The more meaningful distinction lies with the methods of data-gathering, the output generated by qualitative research, and the stage at which is qualitative research is most helpful.

Qualitative studies accommodate even unstructured stimuli. For instance, it is possible to pre-test a commercial and gives panelists every opportunity to perceive and respond to the soundtrack, the brand slogan, the setting, the human actors, how the client’s product looked in a direct-comparison format like the “Pepsi Challenge”, the setting, and support claims made. This helps when the advertising agency wishes to learn not just an advertising retention score but what elements of the test ad struck a responsive chord or not. In the Psychology lab, the drive for achievement might be assessed by verbatim written responses to a Thematic Apperception Test or a balloon test.

As may be evident by now, the essential contribution of qualitative studies lies in asking probing questions, typically in the context of in-depth interviews or focus group discussions. A highly trained researcher takes individuals or groups through a core set of questions called for by the study hypothesis. At the same time, the researcher is alert for new ideas and response patterns that respondents bring up and is vigilant about probing these in turn. As to the group discussion format, this sprang from insights developed in the psychology of group dynamics: the interaction possibilities in small groups create synergy and broadens the spectrum of perceptions, beliefs, attitudes, or inhibitions that can be discovered (Schwartz, 2008). And, of course, qualitative research also embraces case studies and other exploratory methods.

The potential for much greater insight does have trade-offs. Qualitative research expertise tends to be inter-disciplinary, i.e. knowing about both marketing and psychology or being conversant with both motivation and organizational theory. Since such combinations of skills, as well as the temperament for carrying out research, are sparse, expert professional costs are high.

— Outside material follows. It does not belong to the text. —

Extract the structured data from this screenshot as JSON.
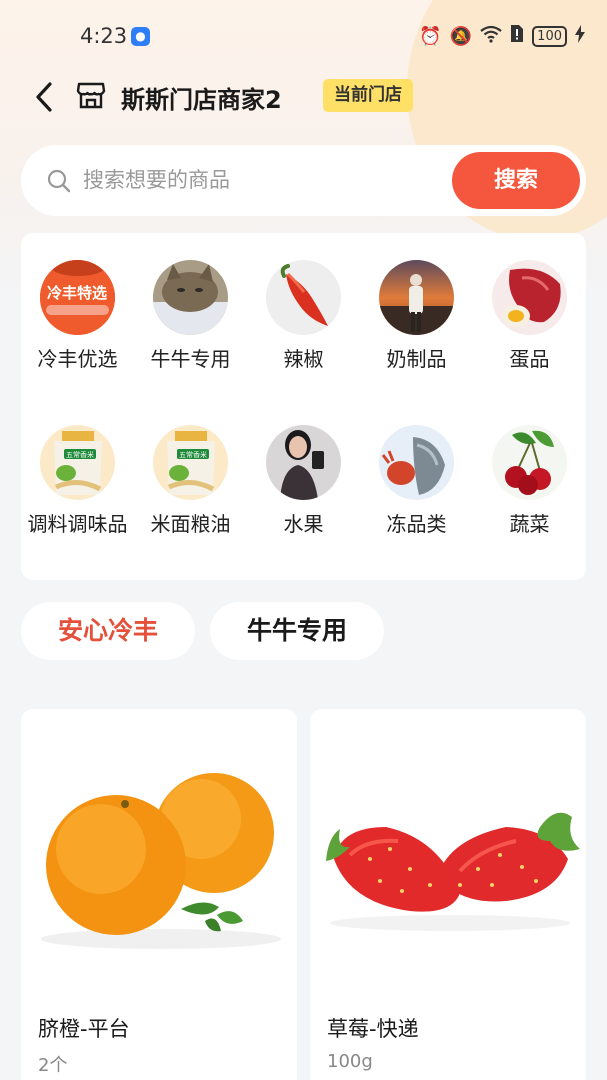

Secondly, the processing and analysis of verbatim responses are time-consuming. Hence, qualitative research is typically done with small sample sizes.

On the other hand, greater insight at the exploratory or diagnostic stage of a project is priceless.

This is why qualitative research is very often found complementing quantitative study approaches. Clearly, both contribute to the application of the scientific method in psychology.

References

  1. Hinkle, D., Wiersma, W., & Jurs, S. (1998). Applied statistics for the behavioral sciences. Boston: Houghton Mifflin.
  2. Shaughnessy, J., Zechmeister, E., & Zechmeister, J. (2006). Research methods in psychology. Boston: McGraw-Hill Publishing Company.
  3. Schwartz, A. (2008). Advantages and disadvantages of the qualitative research methods.